SÉANCE DU VENDREDI 19 JUILLET 1793[1].

Rapport de Lakanal.


De toutes les propriétés, la moins susceptible de contestation, celle dont l’accroissement ne peut ni blesser l’égalité républicaine, ni donner d’ombrage à la liberté, c’est sans contredit celle des productions du génie ; et si quelque chose doit étonner, c’est qu’il ait fallu reconnaître cette propriété, assurer son libre exercice par une loi positive ; c’est qu’une aussi grande révolution que la nôtre ait été nécessaire pour nous ramener sur ce point, comme sur tant d’autres, aux simples éléments de la justice la plus commune. Le génie a-t-il ordonné, dans le silence, un ouvrage qui recule les bornes des connaissances humaines : des pirates littéraires s’en emparent aussitôt, et l’auteur ne marche à l’immortalité qu’à travers les horreurs de la misère. Eh ! ses enfants !... Citoyens, la postérité du grand Corneille s’est éteinte dans l’indigence !...

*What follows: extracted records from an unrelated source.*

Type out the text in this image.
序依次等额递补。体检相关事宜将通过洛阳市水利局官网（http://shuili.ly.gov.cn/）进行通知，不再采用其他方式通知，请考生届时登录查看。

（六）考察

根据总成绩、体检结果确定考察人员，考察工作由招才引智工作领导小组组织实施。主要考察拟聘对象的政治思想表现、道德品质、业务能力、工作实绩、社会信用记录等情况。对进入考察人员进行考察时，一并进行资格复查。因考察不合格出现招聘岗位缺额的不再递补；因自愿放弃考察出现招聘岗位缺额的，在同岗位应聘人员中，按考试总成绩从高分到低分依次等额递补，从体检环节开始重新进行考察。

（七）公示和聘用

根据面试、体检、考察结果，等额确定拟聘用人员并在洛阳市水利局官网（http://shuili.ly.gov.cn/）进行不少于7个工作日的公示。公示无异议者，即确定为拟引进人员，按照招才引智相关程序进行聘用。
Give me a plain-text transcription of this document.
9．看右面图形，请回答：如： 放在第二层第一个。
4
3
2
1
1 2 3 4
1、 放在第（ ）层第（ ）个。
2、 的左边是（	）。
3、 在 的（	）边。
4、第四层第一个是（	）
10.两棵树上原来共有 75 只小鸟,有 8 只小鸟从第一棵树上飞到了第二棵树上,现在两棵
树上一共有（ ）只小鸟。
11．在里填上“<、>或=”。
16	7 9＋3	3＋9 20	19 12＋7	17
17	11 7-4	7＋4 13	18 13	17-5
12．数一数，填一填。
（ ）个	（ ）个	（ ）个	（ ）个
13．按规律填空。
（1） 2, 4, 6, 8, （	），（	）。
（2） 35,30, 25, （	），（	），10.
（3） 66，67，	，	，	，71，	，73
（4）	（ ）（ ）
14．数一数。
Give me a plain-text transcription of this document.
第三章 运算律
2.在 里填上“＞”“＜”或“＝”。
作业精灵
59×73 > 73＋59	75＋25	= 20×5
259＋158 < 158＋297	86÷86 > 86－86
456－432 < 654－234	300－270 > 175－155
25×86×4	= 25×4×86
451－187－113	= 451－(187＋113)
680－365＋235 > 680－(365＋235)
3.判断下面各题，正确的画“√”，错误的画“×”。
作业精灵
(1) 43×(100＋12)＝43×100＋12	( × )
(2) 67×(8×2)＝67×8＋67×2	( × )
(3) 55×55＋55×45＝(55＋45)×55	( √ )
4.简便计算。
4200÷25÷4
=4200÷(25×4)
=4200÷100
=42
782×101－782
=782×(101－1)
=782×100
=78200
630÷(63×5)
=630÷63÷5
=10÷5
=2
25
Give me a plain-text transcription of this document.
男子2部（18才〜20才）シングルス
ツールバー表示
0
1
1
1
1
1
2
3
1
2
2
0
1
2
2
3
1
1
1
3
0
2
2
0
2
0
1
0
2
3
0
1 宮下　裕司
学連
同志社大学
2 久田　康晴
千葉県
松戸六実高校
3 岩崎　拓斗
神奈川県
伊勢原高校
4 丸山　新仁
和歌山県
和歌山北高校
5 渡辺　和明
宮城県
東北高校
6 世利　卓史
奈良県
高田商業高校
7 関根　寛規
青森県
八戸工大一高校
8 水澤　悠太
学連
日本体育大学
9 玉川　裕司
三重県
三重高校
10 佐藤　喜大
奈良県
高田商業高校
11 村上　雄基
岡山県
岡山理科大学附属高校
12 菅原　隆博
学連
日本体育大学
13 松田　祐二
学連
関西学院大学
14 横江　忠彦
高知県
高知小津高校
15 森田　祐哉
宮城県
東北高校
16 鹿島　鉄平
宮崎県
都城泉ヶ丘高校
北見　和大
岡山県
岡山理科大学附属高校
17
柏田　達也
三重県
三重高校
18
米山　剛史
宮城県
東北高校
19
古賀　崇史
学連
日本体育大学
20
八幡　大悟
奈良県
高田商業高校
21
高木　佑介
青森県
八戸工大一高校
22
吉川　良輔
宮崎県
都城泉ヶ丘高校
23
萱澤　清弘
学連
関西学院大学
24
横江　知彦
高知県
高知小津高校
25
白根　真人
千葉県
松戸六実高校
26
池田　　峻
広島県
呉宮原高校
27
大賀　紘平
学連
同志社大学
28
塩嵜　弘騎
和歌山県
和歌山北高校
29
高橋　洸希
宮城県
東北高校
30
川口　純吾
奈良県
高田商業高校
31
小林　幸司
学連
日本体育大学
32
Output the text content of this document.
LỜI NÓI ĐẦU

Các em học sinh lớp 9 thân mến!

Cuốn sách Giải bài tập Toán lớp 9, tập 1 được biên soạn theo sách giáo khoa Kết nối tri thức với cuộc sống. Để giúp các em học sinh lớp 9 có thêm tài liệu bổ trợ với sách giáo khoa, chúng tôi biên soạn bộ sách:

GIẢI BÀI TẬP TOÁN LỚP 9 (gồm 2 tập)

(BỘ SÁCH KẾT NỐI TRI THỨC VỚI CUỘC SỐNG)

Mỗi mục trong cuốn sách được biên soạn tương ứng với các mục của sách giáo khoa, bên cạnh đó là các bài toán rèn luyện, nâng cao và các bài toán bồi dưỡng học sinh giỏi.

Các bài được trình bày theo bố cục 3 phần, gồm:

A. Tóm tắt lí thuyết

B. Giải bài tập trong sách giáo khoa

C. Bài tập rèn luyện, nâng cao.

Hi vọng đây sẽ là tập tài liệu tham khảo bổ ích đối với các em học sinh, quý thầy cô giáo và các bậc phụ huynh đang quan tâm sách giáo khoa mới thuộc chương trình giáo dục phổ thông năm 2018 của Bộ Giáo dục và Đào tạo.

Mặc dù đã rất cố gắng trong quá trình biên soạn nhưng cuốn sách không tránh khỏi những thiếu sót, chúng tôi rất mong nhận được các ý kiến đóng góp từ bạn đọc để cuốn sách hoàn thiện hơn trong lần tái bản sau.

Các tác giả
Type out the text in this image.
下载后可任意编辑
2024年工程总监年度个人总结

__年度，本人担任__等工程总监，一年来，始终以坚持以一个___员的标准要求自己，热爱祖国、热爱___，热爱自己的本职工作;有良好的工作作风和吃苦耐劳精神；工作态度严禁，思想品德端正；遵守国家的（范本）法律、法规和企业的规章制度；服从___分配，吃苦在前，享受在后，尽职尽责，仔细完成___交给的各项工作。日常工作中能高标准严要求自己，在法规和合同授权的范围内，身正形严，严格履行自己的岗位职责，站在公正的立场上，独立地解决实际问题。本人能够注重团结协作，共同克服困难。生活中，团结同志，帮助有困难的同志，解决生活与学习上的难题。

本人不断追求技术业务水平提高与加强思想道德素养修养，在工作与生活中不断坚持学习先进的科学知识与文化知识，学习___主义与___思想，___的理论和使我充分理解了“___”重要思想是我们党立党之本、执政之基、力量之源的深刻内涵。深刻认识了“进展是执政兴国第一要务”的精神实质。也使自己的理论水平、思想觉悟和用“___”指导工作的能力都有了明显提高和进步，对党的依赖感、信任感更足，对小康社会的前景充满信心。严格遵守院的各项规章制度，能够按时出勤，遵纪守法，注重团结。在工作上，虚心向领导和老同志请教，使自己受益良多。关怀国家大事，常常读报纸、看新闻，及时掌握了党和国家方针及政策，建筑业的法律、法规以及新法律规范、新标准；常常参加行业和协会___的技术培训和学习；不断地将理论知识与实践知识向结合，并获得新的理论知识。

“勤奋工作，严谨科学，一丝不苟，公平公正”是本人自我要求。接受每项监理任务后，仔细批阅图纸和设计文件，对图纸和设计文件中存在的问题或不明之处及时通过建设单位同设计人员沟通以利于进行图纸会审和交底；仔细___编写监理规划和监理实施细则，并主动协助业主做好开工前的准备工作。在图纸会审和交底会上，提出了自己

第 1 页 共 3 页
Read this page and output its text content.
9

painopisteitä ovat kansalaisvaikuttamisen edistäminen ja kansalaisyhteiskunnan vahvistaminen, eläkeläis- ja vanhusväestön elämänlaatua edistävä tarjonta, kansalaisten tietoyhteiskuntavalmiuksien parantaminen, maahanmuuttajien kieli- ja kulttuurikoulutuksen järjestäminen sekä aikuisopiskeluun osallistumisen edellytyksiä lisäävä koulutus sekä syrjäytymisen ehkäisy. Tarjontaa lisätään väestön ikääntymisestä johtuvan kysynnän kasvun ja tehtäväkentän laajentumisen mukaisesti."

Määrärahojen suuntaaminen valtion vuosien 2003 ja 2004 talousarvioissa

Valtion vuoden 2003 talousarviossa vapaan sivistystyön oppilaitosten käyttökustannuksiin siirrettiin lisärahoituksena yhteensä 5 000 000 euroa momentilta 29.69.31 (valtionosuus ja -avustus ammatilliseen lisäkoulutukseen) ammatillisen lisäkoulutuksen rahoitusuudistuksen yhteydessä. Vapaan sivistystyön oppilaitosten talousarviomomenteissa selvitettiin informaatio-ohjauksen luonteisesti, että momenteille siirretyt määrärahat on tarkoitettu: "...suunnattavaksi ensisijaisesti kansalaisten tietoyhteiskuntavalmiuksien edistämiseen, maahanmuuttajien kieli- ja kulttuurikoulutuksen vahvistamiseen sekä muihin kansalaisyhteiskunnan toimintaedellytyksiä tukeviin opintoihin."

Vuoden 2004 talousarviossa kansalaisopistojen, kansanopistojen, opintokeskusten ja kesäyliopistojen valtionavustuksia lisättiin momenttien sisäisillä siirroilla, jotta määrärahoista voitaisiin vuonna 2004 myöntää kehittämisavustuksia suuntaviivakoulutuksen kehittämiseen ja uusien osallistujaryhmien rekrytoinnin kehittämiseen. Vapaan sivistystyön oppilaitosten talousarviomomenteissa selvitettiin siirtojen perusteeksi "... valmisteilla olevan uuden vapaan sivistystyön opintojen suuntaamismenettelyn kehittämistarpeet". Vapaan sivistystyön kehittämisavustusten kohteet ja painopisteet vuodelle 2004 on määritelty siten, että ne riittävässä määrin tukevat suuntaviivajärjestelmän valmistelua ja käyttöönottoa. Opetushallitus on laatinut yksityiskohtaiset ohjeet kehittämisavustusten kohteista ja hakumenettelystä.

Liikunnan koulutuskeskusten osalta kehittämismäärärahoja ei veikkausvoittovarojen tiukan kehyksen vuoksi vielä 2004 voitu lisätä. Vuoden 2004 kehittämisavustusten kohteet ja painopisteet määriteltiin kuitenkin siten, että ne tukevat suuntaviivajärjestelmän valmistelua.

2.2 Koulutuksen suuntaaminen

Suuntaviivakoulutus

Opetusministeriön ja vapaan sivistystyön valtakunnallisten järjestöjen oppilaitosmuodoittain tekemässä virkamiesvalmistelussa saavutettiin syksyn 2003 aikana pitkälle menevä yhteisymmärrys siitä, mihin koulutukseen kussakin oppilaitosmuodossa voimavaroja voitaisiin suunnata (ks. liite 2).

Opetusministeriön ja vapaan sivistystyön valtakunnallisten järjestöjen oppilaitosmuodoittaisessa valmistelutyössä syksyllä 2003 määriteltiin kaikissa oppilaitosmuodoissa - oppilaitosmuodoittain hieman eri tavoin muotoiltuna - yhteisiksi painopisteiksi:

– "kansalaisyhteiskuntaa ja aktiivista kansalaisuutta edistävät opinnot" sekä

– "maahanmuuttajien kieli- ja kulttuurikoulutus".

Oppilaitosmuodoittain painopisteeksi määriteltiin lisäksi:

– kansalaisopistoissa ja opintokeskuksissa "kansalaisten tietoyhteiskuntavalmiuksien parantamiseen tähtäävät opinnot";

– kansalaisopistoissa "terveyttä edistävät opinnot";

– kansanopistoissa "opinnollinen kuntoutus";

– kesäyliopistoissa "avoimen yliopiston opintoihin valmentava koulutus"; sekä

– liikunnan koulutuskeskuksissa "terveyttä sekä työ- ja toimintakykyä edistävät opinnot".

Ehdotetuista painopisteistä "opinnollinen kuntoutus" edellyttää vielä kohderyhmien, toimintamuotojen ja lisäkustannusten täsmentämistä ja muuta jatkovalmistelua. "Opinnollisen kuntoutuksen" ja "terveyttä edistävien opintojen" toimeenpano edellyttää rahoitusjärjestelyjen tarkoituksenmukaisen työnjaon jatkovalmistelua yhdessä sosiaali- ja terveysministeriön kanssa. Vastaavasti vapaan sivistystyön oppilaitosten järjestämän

L’impression peut d’autant moins faire des productions d’un écrivain une propriété publique, dans le sens où les corsaires littéraires l’entendent, que l’exercice utile de la propriété d’auteur ne pouvant se faire que par ce moyen, il s’ensuivrait qu’il ne pourrait en user sans la perdre à l’instant même.

  1. Moniteur du dimanche 21 juillet 1793.